A Neurologia possui uma “reputação” globalmente uniforme no que tange à educação médica: Poucas pessoas gostam e/ou conseguem aprendê-la na graduação. Digo “aprendê-la”, mas a verdade é que ninguém é capaz de dominar de modo inequívoco toda uma Ciência, o que inclui a Ciência Neurológica, mesmo com anos e anos de estudos dedicados exclusivamente à área. No entanto, quando se compara o nível de aprendizado de Neurologia na graduação ao nível de aprendizado de outras áreas, percebe-se um abismo de diferença (muito provavelmente pela ausência de didatismo por parte daqueles que ensinam). Isso reflete diretamente na capacidade de alguém gostar da Área, ao que se dá o nome de Neurofobia (Neurophobia), termo cunhado em 1994 por Jozefowicz na revista americana JAMA Neurology e que posteriormente foi estudado mais a fundo com intuito de tentar melhorar o ensino da Neurologia para graduandos em medicina, já que viu-se que de cada 2 estudantes de medicina, 1 não gosta e consequentemente pode não se sair bem em testes de conhecimento da área.
Ao mesmo tempo em que a Neurofobia é uma realidade, há um certo apelo pelo desconhecido, muitas vezes pelo “difícil” ou simplesmente pelo Cérebro e suas apresentações de doença, e a este “fenômeno” chamamos de Neurofilia (Neurophilia). Para ilustrar melhor, usarei dados retirados de um artigo publicado em 2012 na Practical Neurology:
Perceba, por mais que as Doenças Neurológicas não imponham grande porcentagem de impacto global de doença comparado a outras grandes áreas, há uma discrepância na quantidade de casos relatados em grandes revistas médicas e na quantidade de livros disponíveis para se ler sobre Neurologia, e a explicação para isto não é óbvia, mas talvez esteja relacionado à forma como as Ciências Neurológicas podem ser chamativas:
- Pela diferença quando comparado a outras áreas, que tendem a ser mais “matemáticas”: Aferição de pressão arterial na Cardiologia e dosagem de glicemia na Endocrinologia, por exemplo;
- Pela variada forma de aparecimento de problemas, podendo acometer todo o organismo de forma diferente na mesma doença: Um AVC pode apresentar-se de diversas formas, com dificuldade de movimento, linguagem, coordenação, visão, etc;
- Pelas incertezas que a área ainda apresenta: Há diversas doenças sem explicação para seu início, sem tratamento específico e sem história natural clara.

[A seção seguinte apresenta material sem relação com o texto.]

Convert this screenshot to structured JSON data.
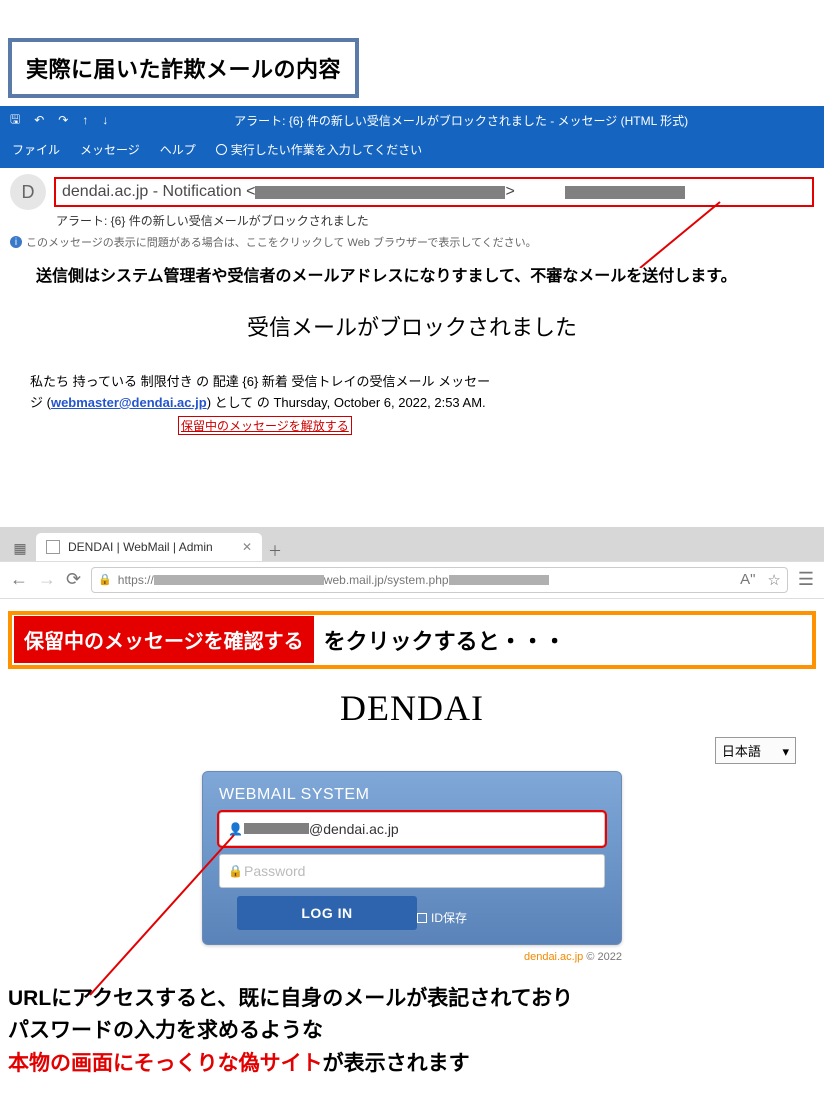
{
  "heading": "実際に届いた詐欺メールの内容",
  "outlook": {
    "title": "アラート: {6} 件の新しい受信メールがブロックされました  -  メッセージ (HTML 形式)",
    "menu": {
      "file": "ファイル",
      "message": "メッセージ",
      "help": "ヘルプ"
    },
    "search_hint": "実行したい作業を入力してください",
    "avatar_initial": "D",
    "sender_text": "dendai.ac.jp - Notification <",
    "sender_gt": ">",
    "subject": "アラート: {6} 件の新しい受信メールがブロックされました",
    "info_bar": "このメッセージの表示に問題がある場合は、ここをクリックして Web ブラウザーで表示してください。"
  },
  "annotation1": "送信側はシステム管理者や受信者のメールアドレスになりすまして、不審なメールを送付します。",
  "mail_body": {
    "title": "受信メールがブロックされました",
    "line1": "私たち 持っている 制限付き の 配達 {6} 新着 受信トレイの受信メール メッセー",
    "line2_prefix": "ジ (",
    "line2_link": "webmaster@dendai.ac.jp",
    "line2_suffix": ") として の Thursday, October 6, 2022, 2:53 AM.",
    "release": "保留中のメッセージを解放する"
  },
  "browser": {
    "tab_title": "DENDAI | WebMail | Admin",
    "proto": "https://",
    "url_mid": "web.mail.jp/system.php",
    "reader_label": "A\""
  },
  "callout": {
    "button": "保留中のメッセージを確認する",
    "text": "をクリックすると・・・"
  },
  "fake_login": {
    "brand": "DENDAI",
    "lang": "日本語",
    "panel_title": "WEBMAIL SYSTEM",
    "email_domain": "@dendai.ac.jp",
    "password_placeholder": "Password",
    "login_label": "LOG IN",
    "save_id": "ID保存",
    "copyright_brand": "dendai.ac.jp",
    "copyright_rest": " © 2022"
  },
  "final": {
    "l1": "URLにアクセスすると、既に自身のメールが表記されており",
    "l2": "パスワードの入力を求めるような",
    "l3_red": "本物の画面にそっくりな偽サイト",
    "l3_rest": "が表示されます"
  }
}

Mostra-se a dualidade entre o “ame ou odeie” a Neurologia: Por mais que haja muita atenção por parte da literatura mundial acerca das Ciências Neurológicas, existe uma fuga dos médicos em entender como ela funciona e em como as doenças neurológicas se apresentam. Se aqueles que deveriam indicar corretamente e elucidar as dúvidas dos pacientes não conseguem fazê-lo de forma adequada, como fica o paciente que não possui obrigação alguma em saber como seu organismo funciona e busca a solução no seu médico assistente?

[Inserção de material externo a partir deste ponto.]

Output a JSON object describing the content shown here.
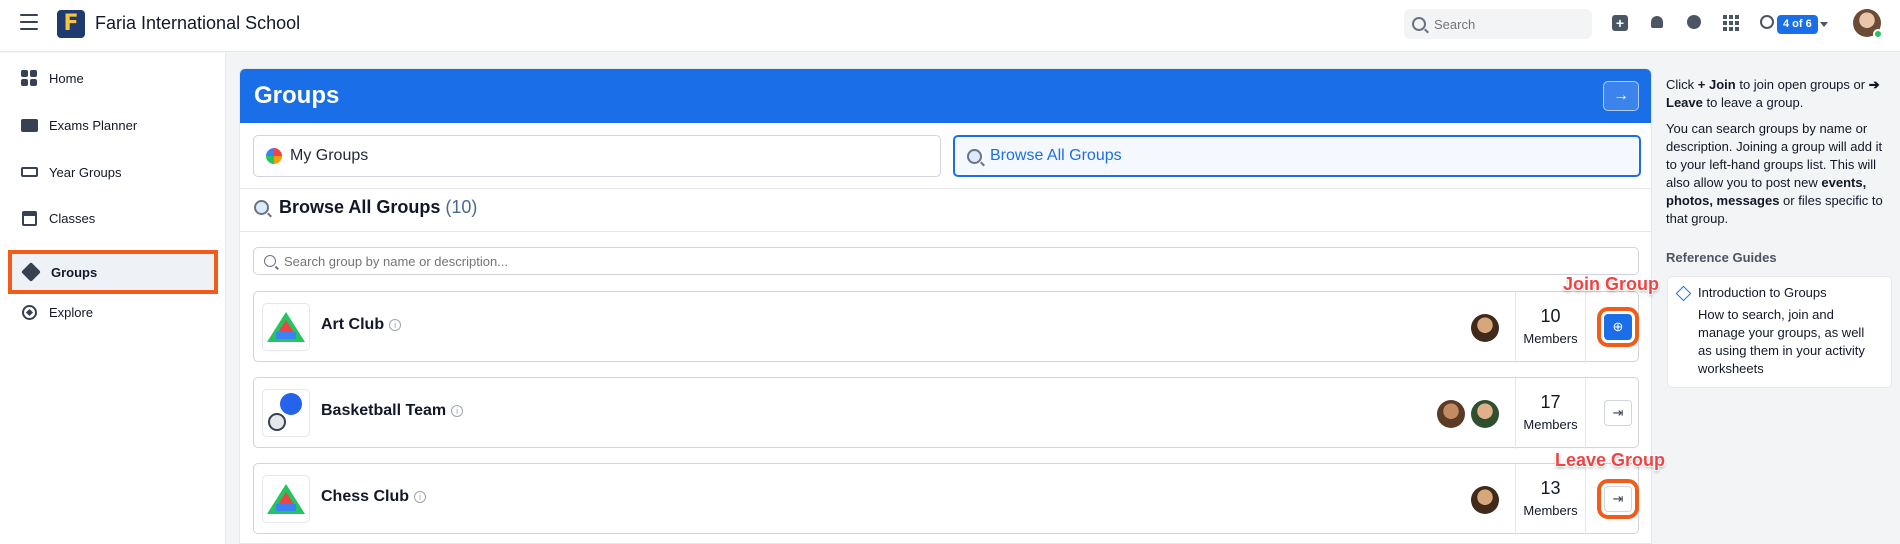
{
  "topbar": {
    "app_title": "Faria International School",
    "search_placeholder": "Search",
    "pager": "4 of 6"
  },
  "sidebar": {
    "items": [
      {
        "label": "Home",
        "icon": "home-grid-icon"
      },
      {
        "label": "Exams Planner",
        "icon": "folder-icon"
      },
      {
        "label": "Year Groups",
        "icon": "year-groups-icon"
      },
      {
        "label": "Classes",
        "icon": "classes-icon"
      },
      {
        "label": "Groups",
        "icon": "cube-icon",
        "active": true
      },
      {
        "label": "Explore",
        "icon": "compass-icon"
      }
    ]
  },
  "main": {
    "title": "Groups",
    "header_button": "→",
    "tabs": [
      {
        "label": "My Groups",
        "icon": "multicolor-icon"
      },
      {
        "label": "Browse All Groups",
        "icon": "magnifier-icon",
        "active": true
      }
    ],
    "section_title": "Browse All Groups",
    "section_count": "(10)",
    "group_search_placeholder": "Search group by name or description...",
    "members_label": "Members",
    "groups": [
      {
        "name": "Art Club",
        "members": "10",
        "action": "join",
        "action_glyph": "⊕"
      },
      {
        "name": "Basketball Team",
        "members": "17",
        "action": "leave",
        "action_glyph": "⇥"
      },
      {
        "name": "Chess Club",
        "members": "13",
        "action": "leave",
        "action_glyph": "⇥"
      }
    ]
  },
  "callouts": {
    "join": "Join Group",
    "leave": "Leave Group"
  },
  "help": {
    "p1_a": "Click ",
    "p1_join": "+ Join",
    "p1_b": " to join open groups or ",
    "p1_leave": "➔ Leave",
    "p1_c": " to leave a group.",
    "p2_a": "You can search groups by name or description. Joining a group will add it to your left-hand groups list. This will also allow you to post new ",
    "p2_bold": "events, photos, messages",
    "p2_b": " or files specific to that group.",
    "reference_title": "Reference Guides",
    "guide_title": "Introduction to Groups",
    "guide_desc": "How to search, join and manage your groups, as well as using them in your activity worksheets"
  },
  "colors": {
    "accent": "#1a6fe8",
    "highlight": "#f25c19",
    "callout_text": "#ef4444"
  }
}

E o quanto isso afeta a prática clínica do Neurologista? No contexto geral, dado o desconhecimento tanto por parte de médicos quanto pela população do papel do Neurologista dentro da medicina, duas situações se tornem comuns à prática médica:
- Encaminhamentos equivocados de pacientes para o Neurologista devido a alterações que não são primariamente neurológicas, muitas vezes com a sensação de que “se eu, médico, não sei, encaminharei para alguém que talvez saiba”, ou o oposto
- Algo com grandes chances de ser Neurológico não é visto primeiramente por um Neurologista.

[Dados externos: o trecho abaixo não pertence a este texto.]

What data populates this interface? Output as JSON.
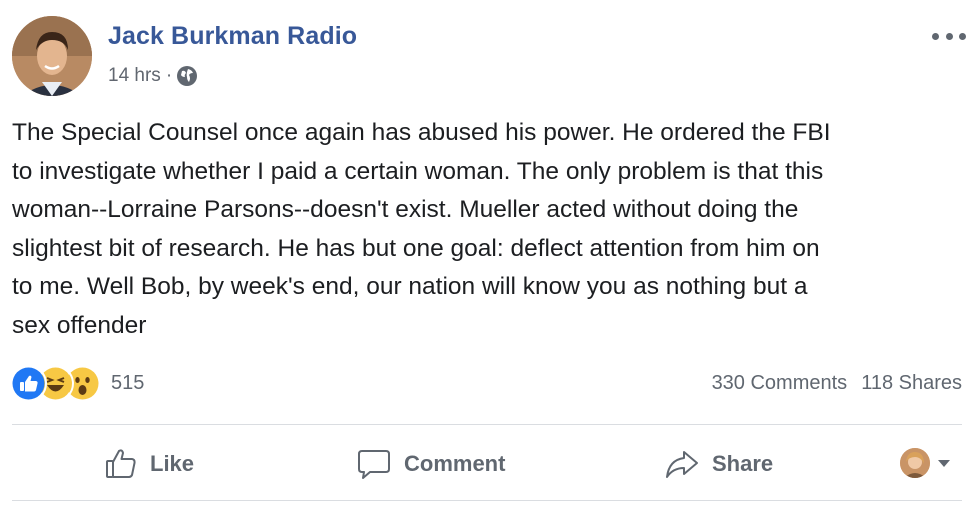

Isto não deveria ser algo estranho, já que ninguém tem domínio sobre todo o conhecimento, podendo haver avaliações por outros médicos de situações neurológicas ou avaliações gerais por um médico neurologista. No entanto, a frequência com que isso acontece é bastante alta. Como exemplo simples, uma pessoa qualquer que tenha uma dor no joelho busca um Ortopedista para ser avaliado; todavia, um paciente com Dor de Cabeça, muitas vezes, passa primeiro com Oftalmologistas (para desespero destes, que sabem que dores de cabeça geradas por problemas oftalmológicos são exceção) e só então busca um Neurologista.
De certo, algo tem que ser feito para mudar essa dicotomia, trazendo luz a toda essa obscuridade, incluindo maior atenção durante a graduação em medicina para melhorar a qualidade do ensino e elucidação da população sobre como a Neurologia atua no dia-a-dia e como o Neurologista pode ajudar a melhorar a qualidade de vida das pessoas ao trazer diagnósticos precisos e tratamentos adequados aos vários problemas encontrados.